The truth: Pereira designed UCI’s original buildings in the Brutalist style, a popular architectural style in the 1950s-1970s that emphasized repetitive, geometric forms. UC San Diego’s Geisel Library – also designed by Pereira in the 1960s – is a famous example of this style. A practical issue with the “broken windows” theory is that the outside alcoves aren’t actually deep enough to prevent broken glass from falling below.
Clark Kerr’s napkin
The legend: Clark Kerr, UC president when UCI opened, first conceived the campus’s concentric layout while scribbling notes on a napkin.
The truth: There is some truth to this one. In fact, in a conversation with William Pereira and Daniel Aldrich, UCI’s founding chancellor, Kerr really did draw a circle with the names of disciplines around it. This simple diagram resulted in an early version of the campus design that would later evolve into Ring Mall. So, the napkin story is real, but where is the actual napkin now? There’s the mystery. Neither UCI nor UC Berkeley, where Kerr served as chancellor before being appointed UC president in 1958, have located the fabled napkin in their collections. Kerr died in 2003 at the age of 92.
The legend: Aldrich Park was designed with hills to discourage protests and demonstrations, the strategy being that there wouldn’t be enough flat ground for large groups to assemble.

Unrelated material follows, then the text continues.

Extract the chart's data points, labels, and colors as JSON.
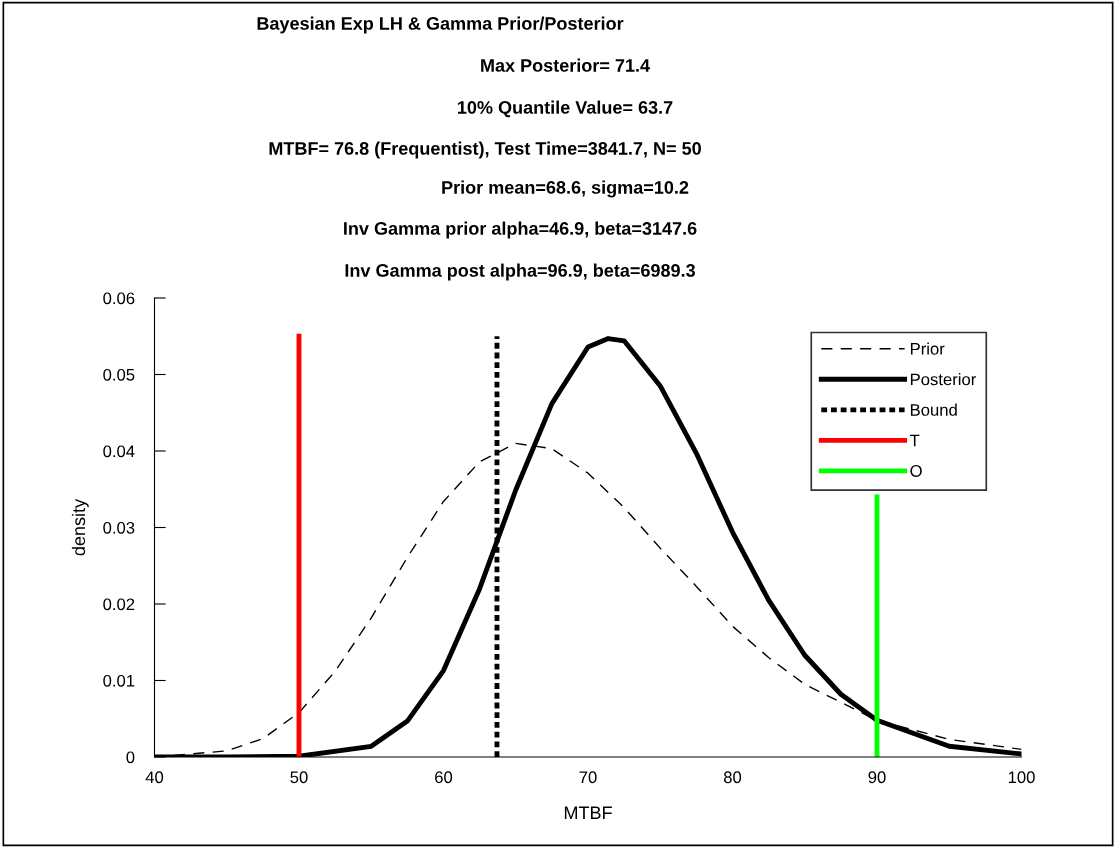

The truth: This legend is perhaps another product of UCI’s opening during the student activist days of the sixties. Originally called “Campus Park” before it was renamed for UCI’s first chancellor in 1984, it was designed to create a peaceful urban environment – not to limit student free speech. Coincidentally Kerr, who helped conceive of the campus’ original design, persuaded the UC Regents in 1966 to allow political activities and demonstrations on campus despite escalating confrontations at UC Berkeley. The move was unpopular with the conservative leadership of the UC Regents as well as newly elected Gov. Ronald Reagan, and it cost Kerr his presidency in 1967. Contrary to the legend, the park provides an ideal location for large groups to gather for special events. UCI’s commencement ceremonies, annual open house and occasional concert series have drawn crowds of up to 20,000.

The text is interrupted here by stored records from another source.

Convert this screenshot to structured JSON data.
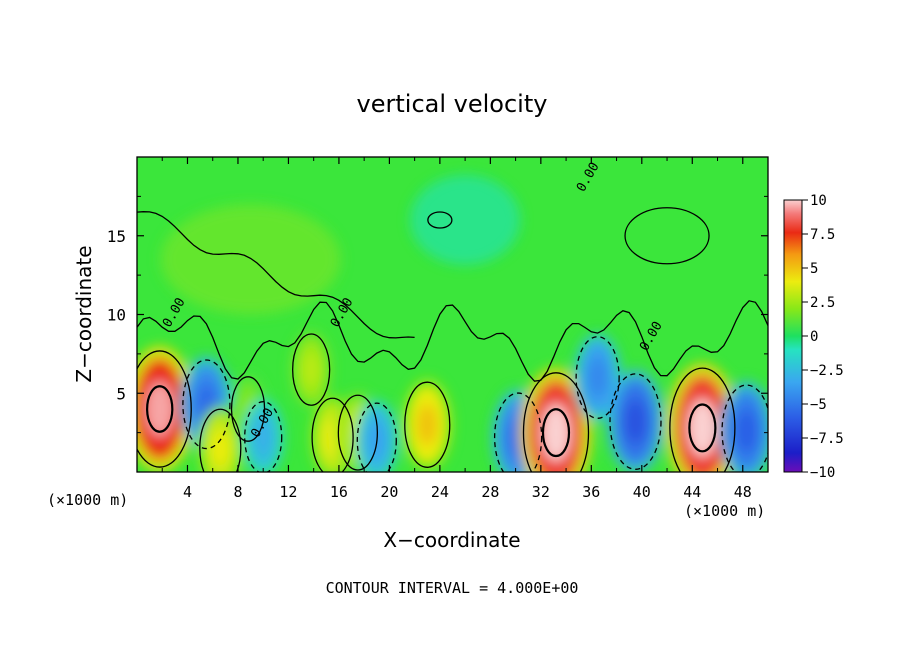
{
  "chart_data": {
    "type": "heatmap",
    "title": "vertical velocity",
    "xlabel": "X−coordinate",
    "ylabel": "Z−coordinate",
    "x_unit_label": "(×1000 m)",
    "y_unit_label": "(×1000 m)",
    "footer": "CONTOUR INTERVAL = 4.000E+00",
    "xlim": [
      0,
      50
    ],
    "ylim": [
      0,
      20
    ],
    "xticks": [
      4,
      8,
      12,
      16,
      20,
      24,
      28,
      32,
      36,
      40,
      44,
      48
    ],
    "xtick_labels": [
      "4",
      "8",
      "12",
      "16",
      "20",
      "24",
      "28",
      "32",
      "36",
      "40",
      "44",
      "48"
    ],
    "yticks": [
      5,
      10,
      15
    ],
    "ytick_labels": [
      "5",
      "10",
      "15"
    ],
    "colorbar": {
      "range": [
        -10,
        10
      ],
      "ticks": [
        10,
        7.5,
        5,
        2.5,
        0,
        -2.5,
        -5,
        -7.5,
        -10
      ],
      "tick_labels": [
        "10",
        "7.5",
        "5",
        "2.5",
        "0",
        "−2.5",
        "−5",
        "−7.5",
        "−10"
      ]
    },
    "contour_labels": [
      {
        "text": "0.00",
        "x": 3.2,
        "z": 10.0
      },
      {
        "text": "0.00",
        "x": 16.5,
        "z": 10.0
      },
      {
        "text": "0.00",
        "x": 10.2,
        "z": 3.0
      },
      {
        "text": "0.00",
        "x": 41.0,
        "z": 8.5
      },
      {
        "text": "0.00",
        "x": 36.0,
        "z": 18.6
      }
    ],
    "features": [
      {
        "x": 1.8,
        "z": 4.0,
        "w": 9.5,
        "label": "updraft"
      },
      {
        "x": 5.5,
        "z": 4.3,
        "w": -5.5,
        "label": "downdraft"
      },
      {
        "x": 6.6,
        "z": 1.5,
        "w": 4.0,
        "label": "updraft"
      },
      {
        "x": 8.8,
        "z": 4.0,
        "w": 2.0,
        "label": "updraft"
      },
      {
        "x": 10.0,
        "z": 2.2,
        "w": -3.0,
        "label": "downdraft"
      },
      {
        "x": 13.8,
        "z": 6.5,
        "w": 3.0,
        "label": "updraft"
      },
      {
        "x": 15.5,
        "z": 2.2,
        "w": 4.0,
        "label": "updraft"
      },
      {
        "x": 17.5,
        "z": 2.5,
        "w": 3.5,
        "label": "updraft"
      },
      {
        "x": 19.0,
        "z": 2.0,
        "w": -3.5,
        "label": "downdraft"
      },
      {
        "x": 23.0,
        "z": 3.0,
        "w": 5.0,
        "label": "updraft"
      },
      {
        "x": 30.2,
        "z": 2.2,
        "w": -5.5,
        "label": "downdraft"
      },
      {
        "x": 33.2,
        "z": 2.5,
        "w": 10.0,
        "label": "updraft"
      },
      {
        "x": 36.5,
        "z": 6.0,
        "w": -4.5,
        "label": "downdraft"
      },
      {
        "x": 39.5,
        "z": 3.2,
        "w": -6.5,
        "label": "downdraft"
      },
      {
        "x": 44.8,
        "z": 2.8,
        "w": 10.0,
        "label": "updraft"
      },
      {
        "x": 48.3,
        "z": 2.6,
        "w": -6.0,
        "label": "downdraft"
      }
    ]
  }
}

Science (fiction) Library?
The legend: The UCI Science Library looks curiously similar to Starship Enterprise and could be an homage to the famous “Star Trek” sci-fi franchise.
The truth: The Science Library was designed by James Stirling and Michael Wilford and was completed two years after Stirling’s death in 1992. Stirling, one of the most influential architects of the second half of the 20th century, is known for his ability to draw inspiration from a wide range of styles, including classical, Baroque and modern. Is “Star Trek” also on that list? Extremely doubtful, though as with any artistic work, it’s open to interpretation. Compare the two for yourself: the UCI Science Library (first-floor blueprint) and the USS Enterprise.